Unermüdlich war sie und immer geduldig.“ Viele von den Kranken sagen:
„Dass wir noch leben, verdanken wir der Anny!“
Wer
ist Anny Scaff? Eine Holländerin, jung, und von jener eigenartigen
Schönheit, die wir auf Frauenbildern aus der Frührenaissance sehen. Aus
den weit auseinander liegenden Augen unter glatter, gewölbter Stirne,
strahlen Reinheit und Heiterkeit. Ihre Kraft geht auf den Kranken über.

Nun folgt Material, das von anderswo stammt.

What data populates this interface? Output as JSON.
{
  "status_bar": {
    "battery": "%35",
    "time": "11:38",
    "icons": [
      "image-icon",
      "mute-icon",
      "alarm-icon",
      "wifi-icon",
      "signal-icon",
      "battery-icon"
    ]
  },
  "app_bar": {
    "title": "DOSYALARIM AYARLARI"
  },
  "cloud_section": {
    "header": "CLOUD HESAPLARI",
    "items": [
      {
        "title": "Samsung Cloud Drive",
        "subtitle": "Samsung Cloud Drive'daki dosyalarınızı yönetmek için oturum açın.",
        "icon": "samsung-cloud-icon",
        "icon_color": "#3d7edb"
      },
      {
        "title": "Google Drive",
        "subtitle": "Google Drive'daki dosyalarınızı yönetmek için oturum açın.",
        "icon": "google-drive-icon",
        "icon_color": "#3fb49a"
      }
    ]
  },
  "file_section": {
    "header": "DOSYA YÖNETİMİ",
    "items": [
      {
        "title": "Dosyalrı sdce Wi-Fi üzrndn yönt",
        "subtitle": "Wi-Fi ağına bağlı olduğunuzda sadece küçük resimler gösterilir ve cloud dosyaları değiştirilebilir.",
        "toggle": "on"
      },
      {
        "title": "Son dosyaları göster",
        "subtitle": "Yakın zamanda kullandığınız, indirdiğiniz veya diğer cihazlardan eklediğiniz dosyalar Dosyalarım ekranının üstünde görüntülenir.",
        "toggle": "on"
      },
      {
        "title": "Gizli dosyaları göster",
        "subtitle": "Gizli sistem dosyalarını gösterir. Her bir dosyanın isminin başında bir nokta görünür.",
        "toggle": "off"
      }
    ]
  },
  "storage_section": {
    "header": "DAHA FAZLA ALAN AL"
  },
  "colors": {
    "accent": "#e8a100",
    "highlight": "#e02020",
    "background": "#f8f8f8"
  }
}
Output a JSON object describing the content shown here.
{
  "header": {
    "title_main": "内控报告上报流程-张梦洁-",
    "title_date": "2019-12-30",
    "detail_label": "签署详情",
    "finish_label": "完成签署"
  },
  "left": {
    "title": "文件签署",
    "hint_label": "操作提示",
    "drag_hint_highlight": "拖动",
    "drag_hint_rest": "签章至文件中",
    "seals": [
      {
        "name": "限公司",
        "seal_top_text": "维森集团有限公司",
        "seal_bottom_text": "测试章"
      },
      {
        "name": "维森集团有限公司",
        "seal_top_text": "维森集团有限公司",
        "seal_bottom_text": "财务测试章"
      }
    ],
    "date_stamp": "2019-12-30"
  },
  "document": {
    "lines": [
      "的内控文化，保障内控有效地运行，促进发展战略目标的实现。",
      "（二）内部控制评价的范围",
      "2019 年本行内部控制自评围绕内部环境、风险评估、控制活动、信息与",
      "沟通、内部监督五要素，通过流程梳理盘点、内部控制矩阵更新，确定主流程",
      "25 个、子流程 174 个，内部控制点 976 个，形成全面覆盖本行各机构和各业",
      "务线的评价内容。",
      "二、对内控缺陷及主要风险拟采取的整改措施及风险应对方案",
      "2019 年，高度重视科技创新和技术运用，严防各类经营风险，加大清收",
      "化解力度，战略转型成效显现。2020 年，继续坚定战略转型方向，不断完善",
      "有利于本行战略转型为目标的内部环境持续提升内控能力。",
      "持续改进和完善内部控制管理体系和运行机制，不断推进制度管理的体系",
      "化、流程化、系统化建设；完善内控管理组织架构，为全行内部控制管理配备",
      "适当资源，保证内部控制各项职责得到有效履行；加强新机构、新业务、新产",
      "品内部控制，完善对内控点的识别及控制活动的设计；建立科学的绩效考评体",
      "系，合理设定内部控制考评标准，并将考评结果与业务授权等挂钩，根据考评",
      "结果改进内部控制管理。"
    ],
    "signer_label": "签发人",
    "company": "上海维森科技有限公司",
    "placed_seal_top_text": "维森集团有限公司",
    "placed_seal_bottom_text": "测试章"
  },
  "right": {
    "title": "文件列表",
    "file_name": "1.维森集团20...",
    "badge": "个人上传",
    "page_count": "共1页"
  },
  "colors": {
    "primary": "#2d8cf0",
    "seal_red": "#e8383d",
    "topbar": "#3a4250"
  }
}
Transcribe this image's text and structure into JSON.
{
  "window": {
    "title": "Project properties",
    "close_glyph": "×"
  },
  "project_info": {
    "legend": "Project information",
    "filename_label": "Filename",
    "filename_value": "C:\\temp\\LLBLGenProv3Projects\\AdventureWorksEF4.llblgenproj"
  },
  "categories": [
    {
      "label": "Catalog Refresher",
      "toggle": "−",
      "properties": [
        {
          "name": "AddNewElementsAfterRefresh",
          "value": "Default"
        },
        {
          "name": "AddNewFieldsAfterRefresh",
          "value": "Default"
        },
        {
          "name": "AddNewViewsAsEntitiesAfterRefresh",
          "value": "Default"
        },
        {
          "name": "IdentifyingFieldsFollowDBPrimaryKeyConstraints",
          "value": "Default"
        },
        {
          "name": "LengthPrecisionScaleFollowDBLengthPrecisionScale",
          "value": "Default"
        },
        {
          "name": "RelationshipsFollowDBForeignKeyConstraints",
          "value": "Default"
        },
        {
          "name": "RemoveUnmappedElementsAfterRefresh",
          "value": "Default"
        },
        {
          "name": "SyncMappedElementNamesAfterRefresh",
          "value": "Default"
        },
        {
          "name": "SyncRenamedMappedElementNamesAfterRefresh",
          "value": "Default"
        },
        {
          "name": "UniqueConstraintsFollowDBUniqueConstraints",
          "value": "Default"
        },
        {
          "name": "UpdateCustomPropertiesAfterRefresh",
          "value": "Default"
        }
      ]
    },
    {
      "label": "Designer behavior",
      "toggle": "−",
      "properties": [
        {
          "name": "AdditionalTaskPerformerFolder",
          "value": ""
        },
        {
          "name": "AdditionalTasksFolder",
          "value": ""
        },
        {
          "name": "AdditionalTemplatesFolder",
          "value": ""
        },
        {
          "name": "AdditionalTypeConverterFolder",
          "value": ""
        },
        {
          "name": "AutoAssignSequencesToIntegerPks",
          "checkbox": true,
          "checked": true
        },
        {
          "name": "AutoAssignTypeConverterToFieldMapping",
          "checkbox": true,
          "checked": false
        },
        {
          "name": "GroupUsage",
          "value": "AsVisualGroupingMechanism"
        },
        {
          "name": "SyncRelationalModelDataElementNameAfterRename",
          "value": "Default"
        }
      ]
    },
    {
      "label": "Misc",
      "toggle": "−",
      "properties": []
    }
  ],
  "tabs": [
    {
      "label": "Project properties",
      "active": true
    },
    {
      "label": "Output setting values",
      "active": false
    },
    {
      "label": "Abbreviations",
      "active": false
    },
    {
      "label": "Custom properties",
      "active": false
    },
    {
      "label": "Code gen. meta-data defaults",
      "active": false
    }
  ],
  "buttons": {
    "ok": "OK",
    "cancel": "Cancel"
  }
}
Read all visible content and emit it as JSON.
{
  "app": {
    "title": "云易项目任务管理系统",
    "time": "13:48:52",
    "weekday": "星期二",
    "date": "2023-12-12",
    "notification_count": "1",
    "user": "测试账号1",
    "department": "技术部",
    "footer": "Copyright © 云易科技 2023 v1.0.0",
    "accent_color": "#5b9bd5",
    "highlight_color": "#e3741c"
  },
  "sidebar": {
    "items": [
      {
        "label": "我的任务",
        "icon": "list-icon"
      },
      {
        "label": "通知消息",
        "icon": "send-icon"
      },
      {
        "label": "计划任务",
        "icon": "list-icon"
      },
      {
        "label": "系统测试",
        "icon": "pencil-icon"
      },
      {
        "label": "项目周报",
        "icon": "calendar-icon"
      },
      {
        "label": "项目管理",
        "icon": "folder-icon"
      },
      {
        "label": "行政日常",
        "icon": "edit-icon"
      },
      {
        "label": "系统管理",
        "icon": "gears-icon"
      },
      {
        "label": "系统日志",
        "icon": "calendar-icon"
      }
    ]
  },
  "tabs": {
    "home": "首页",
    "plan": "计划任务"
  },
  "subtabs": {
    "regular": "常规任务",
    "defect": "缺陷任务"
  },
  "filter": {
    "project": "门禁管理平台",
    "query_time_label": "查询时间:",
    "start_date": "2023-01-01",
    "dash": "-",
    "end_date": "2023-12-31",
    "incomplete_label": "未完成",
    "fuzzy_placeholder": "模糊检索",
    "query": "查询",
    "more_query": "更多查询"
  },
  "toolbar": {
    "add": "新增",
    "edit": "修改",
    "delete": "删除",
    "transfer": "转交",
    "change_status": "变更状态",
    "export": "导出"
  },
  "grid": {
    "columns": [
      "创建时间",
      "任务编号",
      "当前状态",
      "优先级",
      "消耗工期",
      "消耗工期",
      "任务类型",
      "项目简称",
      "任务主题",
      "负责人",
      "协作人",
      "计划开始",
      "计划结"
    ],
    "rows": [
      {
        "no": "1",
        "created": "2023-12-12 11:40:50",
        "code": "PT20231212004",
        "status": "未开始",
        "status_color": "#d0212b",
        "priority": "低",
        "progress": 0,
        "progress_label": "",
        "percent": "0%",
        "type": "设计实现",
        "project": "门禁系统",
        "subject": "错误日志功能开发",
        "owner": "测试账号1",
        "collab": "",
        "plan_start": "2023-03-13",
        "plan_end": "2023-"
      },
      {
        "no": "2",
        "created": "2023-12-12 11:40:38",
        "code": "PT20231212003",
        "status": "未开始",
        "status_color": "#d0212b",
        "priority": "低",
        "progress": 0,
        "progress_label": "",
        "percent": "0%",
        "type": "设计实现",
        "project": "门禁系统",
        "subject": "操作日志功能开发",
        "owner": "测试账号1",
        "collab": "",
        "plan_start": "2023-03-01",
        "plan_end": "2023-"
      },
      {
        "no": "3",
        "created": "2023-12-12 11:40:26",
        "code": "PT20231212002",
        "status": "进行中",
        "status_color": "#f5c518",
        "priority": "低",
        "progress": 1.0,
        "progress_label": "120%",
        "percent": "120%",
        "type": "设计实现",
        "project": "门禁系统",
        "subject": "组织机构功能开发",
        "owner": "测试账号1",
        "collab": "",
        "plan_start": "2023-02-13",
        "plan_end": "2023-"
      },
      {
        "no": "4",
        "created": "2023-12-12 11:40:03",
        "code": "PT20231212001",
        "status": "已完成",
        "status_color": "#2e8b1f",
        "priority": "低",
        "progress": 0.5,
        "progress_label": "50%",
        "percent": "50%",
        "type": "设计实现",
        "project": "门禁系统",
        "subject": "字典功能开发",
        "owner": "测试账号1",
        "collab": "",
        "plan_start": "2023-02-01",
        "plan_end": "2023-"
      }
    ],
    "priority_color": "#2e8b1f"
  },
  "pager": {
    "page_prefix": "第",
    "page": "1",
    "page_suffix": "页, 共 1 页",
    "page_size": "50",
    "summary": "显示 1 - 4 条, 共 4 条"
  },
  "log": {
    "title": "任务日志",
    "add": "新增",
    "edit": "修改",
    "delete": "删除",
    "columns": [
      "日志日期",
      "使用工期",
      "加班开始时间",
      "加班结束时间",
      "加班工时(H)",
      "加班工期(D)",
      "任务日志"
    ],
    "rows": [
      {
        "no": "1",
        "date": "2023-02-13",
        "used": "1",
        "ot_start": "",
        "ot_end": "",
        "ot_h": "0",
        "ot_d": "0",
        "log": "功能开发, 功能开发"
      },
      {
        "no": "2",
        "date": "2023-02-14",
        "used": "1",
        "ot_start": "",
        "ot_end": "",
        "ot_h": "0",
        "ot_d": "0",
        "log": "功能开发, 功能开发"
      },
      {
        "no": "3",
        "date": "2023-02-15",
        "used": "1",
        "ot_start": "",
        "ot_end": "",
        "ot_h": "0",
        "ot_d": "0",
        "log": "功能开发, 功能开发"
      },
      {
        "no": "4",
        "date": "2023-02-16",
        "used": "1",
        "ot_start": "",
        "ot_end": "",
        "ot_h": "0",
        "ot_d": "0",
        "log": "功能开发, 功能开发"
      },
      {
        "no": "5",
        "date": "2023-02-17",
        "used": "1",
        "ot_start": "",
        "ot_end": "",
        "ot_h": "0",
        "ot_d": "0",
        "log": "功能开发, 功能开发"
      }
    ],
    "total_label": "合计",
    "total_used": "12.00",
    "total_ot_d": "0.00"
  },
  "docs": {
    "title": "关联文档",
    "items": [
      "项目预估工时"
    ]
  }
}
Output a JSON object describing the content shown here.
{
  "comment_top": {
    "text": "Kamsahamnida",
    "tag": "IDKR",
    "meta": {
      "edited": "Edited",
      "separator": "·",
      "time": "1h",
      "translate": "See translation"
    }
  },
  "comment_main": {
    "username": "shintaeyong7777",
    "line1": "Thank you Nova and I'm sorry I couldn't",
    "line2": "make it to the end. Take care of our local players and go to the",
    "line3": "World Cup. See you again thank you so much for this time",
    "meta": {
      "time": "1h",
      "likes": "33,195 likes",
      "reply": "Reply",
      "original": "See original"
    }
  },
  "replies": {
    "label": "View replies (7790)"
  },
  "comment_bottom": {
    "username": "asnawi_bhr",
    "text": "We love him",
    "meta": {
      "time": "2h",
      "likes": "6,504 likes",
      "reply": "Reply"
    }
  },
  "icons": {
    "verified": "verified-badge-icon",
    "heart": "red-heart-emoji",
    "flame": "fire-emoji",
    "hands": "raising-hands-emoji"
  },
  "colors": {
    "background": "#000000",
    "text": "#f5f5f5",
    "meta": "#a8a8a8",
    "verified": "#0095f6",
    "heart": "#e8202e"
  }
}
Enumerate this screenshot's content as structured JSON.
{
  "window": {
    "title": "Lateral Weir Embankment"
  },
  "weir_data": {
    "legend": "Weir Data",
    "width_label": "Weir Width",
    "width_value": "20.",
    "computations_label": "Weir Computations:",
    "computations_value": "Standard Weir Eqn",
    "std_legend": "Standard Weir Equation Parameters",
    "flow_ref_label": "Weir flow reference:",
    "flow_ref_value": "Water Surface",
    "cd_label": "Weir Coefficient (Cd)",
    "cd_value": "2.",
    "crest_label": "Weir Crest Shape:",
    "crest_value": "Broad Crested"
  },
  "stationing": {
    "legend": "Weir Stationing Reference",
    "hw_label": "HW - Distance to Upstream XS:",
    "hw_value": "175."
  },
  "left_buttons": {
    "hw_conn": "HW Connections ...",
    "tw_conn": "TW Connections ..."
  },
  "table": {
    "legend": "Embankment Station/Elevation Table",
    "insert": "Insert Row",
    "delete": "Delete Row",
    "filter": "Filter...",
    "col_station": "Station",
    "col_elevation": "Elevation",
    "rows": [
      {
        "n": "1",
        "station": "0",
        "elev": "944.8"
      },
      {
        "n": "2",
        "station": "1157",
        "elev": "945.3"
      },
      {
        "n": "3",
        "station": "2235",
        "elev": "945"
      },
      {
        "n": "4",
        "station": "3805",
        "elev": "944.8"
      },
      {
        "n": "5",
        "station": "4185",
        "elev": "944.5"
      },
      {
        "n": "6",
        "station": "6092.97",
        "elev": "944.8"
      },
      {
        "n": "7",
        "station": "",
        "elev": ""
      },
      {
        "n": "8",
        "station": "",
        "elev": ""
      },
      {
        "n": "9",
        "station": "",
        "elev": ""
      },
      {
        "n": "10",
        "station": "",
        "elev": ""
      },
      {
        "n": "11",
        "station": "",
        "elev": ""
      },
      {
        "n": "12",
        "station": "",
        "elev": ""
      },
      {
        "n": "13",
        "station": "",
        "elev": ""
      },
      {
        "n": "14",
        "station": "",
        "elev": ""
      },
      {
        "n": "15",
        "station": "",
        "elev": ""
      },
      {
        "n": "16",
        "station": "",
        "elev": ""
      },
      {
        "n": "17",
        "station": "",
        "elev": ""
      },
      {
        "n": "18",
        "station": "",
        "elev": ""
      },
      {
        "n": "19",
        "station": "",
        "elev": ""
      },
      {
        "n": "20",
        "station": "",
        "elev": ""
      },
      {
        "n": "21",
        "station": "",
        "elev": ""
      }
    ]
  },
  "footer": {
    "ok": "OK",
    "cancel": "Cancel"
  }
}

Diese Kraft, die sich in Tagen und Nächten der Arbeit, im zähen Kampf
gegen den Tod nicht erschöpft, strömt aus einem Herzen, das instinktiv
erkannt hat, auf welcher Seite das Recht ist. Denn Anny, wie so viele
der ausgezeichneten Kameradinnen in Spanien, hat nie einer Partei
angehört. Sie stammt aus einer bürgerlichen, katholischen Familie. Sie
erzählte mir heute, dass sie in Maastricht eine gute Stellung als
Krankenschwester in einem Infektionshospital aufgab. Der Direktor schlug
die Hände über dem Kopf zusammen, als sie ihm sagte, dass sie nach
Spanien fahren werde. Die Sicherheit eines ruhigen Lebens mit Gefahr,
Strapazen und den Schrecken eines Krieges vertauschen? Warum? Weil dort,
im republikanischen Spanien, sagte Anny, für all das gekämpft wird,
woran ich glaube. Weil die Zukunft aller, auch aller Frauen, sich dort
entscheidet. Ein Sieg des Faschismus würde bedeuten, dass wir, für
unabsehbare Zeit, Frauen und Mütter von Schlachtopfern sind und—".
Mitten
in diesem Satze fiel mir die Feder aus der Hand. Ein Einschlag wie von
tausend Blitzen erschütterte das Haus. Der Speisesaal des Hotels, zur
Mittagszeit voll von spanischen Müttern mit ihren Kindern, alten
Ehepaaren und ausländischen Journalisten, verschwand in einer schwarzen
Wolke. Schrille Schreie, Kinderweinen, krachende Balken, splitterndes
Glas... Betäubt denke ich: Bombe... Tod ..
Der
Vorhang aus Rauch und Staub lichtet sich... Ich finde mich wieder, an
die Wand gelehnt, die einzige heile Wand, das Heftchen, mit dem
unvollendeten Satz von Anny Scaff, in der Hand. Ich lebe und die andern?
Am
Boden, zwischen Schutt, zerbrochenen Tischen, zersplittertem Glas und
blutigen Tischtüchern liegen sie. Ein Fünfzehnjähriger, mit
aufgerissenem Leib, er stirbt. Ein kleines Mädchen mit geschlossenen
Augen, das linke Ärmchen eine blutige Masse. Ein alter Mann mit einem
Fuß, der zweite, in Schuh und Strumpf, liegt hinter ihm, neben einer
Vase mit Mimosen, die unbeschädigt blieb.
Schon
stürzen Ärzte herbei, vor dem Hause halten Ambulanzen. Carabineros
klettern über die Trümmer, sie ballen die Fäuste beim Anblick der
zerfetzten Toten. Und vor den leblosen Körperchen eines Kindes stürzen
einem großen, kräftigen Jungen die Tränen aus den Augen. Zart nimmt er
es in die Arme und trägt es hinaus.
Ich
bahne mir den Weg durch Schutt und Blut. Im Flur des Hauses der riesige
Krater der Bombe. Wasserstrahlen der zerstörten Wasserrohre spritzen
hoch. Zwei Autos vor dem Tore in Flammen. Zwei Pferdekadaver quer über
der Straße. Frauen umstehen das Haus, weinend, aber die Hände drohend
erhoben. Tod und Tränen säen die Faschisten, aber auch unauslöschlichen
Hass.
Die
Abendblätter melden: «Faschistische Flieger über Valencia—325 Opfer!“
(Geschrieben
von Gusti Jirku in Valencia am 26. Januar 1938)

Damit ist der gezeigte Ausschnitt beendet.